Better still, it can send articles to your Kindle. No matter how well you format text on a screen, it’s always easier to read from a Kindle. If you read a lot of stuff on the web it’ll change the whole experience.
So from a reader’s point of view Readability is wonderful. But if you’re a publisher, things are murkier.
Making things readable and getting paid
Until June 2012 Readability ran a subscription service (egregious is surely online word of the year). All well and good, you might think. After all, it’s worth paying for something that improves your online experience so much.
But Readability purported to do something more. Every time an article was sent to the service for reformating Readability would set aside a small fee for the article publisher. The idea was that readers would pay publishers for the content they received – the holy grail of web publishing.
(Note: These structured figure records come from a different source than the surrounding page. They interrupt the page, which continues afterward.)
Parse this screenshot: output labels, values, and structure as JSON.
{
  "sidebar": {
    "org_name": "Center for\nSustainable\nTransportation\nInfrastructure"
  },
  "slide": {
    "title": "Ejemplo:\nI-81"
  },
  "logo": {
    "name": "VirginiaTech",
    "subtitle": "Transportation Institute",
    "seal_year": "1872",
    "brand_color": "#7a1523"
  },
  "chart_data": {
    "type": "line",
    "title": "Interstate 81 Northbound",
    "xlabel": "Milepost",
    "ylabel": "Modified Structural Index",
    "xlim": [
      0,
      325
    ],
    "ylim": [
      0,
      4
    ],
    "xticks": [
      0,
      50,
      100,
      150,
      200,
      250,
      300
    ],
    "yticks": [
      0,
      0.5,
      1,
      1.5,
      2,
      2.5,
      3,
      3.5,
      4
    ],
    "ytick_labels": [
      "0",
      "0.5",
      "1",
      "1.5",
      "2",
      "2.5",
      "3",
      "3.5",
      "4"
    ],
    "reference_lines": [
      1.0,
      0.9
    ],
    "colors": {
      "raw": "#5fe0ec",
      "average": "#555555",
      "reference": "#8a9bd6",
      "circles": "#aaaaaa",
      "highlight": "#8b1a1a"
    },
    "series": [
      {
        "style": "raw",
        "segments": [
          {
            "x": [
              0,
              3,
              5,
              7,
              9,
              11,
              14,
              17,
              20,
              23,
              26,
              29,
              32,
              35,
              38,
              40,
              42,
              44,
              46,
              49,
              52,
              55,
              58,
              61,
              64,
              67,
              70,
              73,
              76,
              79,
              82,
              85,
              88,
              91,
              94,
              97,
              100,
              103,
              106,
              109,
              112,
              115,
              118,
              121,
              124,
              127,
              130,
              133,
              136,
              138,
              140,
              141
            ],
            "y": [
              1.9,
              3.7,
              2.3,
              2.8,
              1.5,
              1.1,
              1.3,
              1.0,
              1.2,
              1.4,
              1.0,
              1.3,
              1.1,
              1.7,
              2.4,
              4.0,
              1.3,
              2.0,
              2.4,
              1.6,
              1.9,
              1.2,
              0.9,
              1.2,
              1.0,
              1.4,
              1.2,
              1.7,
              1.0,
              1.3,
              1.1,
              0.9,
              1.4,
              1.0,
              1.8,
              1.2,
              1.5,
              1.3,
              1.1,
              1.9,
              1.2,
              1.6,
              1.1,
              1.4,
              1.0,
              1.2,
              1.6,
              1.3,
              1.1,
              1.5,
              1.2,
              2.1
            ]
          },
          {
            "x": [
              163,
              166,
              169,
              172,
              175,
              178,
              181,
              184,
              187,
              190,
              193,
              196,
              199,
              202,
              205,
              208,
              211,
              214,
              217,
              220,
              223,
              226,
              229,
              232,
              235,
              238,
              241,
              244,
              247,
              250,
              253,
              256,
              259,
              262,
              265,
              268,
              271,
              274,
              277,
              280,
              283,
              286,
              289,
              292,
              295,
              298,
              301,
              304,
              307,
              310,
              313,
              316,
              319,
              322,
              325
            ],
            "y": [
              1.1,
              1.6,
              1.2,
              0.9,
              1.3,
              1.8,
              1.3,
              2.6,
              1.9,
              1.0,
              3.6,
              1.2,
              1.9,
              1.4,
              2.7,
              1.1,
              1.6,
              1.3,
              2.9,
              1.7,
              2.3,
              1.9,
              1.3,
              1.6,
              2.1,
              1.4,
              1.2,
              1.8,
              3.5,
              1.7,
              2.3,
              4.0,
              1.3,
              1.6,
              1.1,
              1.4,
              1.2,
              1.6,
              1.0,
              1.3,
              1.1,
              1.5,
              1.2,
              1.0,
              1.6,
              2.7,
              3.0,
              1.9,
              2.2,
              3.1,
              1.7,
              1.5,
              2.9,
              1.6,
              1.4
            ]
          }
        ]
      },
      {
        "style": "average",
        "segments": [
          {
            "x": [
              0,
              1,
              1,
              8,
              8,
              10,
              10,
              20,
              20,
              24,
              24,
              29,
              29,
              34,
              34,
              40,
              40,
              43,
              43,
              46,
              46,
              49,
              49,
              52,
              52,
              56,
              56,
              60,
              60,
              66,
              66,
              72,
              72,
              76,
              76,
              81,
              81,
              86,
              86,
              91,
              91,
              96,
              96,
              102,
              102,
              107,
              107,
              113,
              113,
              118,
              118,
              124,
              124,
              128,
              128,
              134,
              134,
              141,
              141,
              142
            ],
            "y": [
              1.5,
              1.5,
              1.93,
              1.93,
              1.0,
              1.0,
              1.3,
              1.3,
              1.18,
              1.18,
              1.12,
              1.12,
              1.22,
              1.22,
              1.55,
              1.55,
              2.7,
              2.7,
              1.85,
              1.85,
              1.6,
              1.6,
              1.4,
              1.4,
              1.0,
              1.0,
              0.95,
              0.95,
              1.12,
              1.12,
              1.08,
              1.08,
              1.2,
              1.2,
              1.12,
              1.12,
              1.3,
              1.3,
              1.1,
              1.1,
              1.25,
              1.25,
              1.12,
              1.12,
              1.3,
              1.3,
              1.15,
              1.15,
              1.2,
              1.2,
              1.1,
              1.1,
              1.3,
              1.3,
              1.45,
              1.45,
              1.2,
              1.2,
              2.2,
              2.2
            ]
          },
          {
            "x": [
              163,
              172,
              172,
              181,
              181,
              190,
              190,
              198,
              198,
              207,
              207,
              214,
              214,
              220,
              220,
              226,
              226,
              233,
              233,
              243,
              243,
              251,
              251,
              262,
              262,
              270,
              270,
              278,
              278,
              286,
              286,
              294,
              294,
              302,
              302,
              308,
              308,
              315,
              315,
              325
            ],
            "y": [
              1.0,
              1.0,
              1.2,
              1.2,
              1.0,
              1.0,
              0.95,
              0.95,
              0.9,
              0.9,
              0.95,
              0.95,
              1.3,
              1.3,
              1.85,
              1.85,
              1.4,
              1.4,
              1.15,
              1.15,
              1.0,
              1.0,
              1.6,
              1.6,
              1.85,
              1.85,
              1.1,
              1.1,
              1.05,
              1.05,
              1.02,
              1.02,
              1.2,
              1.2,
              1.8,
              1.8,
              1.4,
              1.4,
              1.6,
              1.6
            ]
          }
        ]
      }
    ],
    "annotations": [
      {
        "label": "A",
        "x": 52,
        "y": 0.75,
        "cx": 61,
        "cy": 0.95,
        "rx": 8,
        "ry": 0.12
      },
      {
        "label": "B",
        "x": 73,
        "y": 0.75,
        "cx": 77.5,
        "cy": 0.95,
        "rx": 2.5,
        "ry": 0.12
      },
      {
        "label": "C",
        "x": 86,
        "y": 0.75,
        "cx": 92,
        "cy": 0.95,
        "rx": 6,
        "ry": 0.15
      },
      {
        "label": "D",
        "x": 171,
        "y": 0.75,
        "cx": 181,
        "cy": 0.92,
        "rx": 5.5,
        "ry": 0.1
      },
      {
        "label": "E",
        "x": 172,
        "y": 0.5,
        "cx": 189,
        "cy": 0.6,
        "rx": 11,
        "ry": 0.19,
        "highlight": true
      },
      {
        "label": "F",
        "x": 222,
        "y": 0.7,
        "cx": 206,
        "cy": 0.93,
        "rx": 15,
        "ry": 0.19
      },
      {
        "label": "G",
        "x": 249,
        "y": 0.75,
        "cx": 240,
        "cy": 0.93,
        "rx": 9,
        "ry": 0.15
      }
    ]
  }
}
Again, you might think this was OK. Writers need paying, just like everyone else. But the business model logic was seriously flawed:
- Publishers didn’t opt in to the scheme so Readability ended up collecting lots of fees that went unclaimed. The fact that the unclaimed fees went to charity doesn’t make the idea any less bonkers.
- Readability stores a copy of the reformated article on its servers without the publisher’s permission. This is normally called content scraping.
- Perhaps most oddly, the scheme encouraged poor design. If I signed up as a publisher and placed the Read now button on my blog it wouldn’t have been in my financial interests to format posts properly.
Online contracts should be transparent
What I think the Readability story tells us is that if you want to charge for something you should just charge for it. Readability is a first class service that I’d happily pay for.
Making payment something more ‘noble’ than a simple exchange of money in return for a service is ultimately misleading.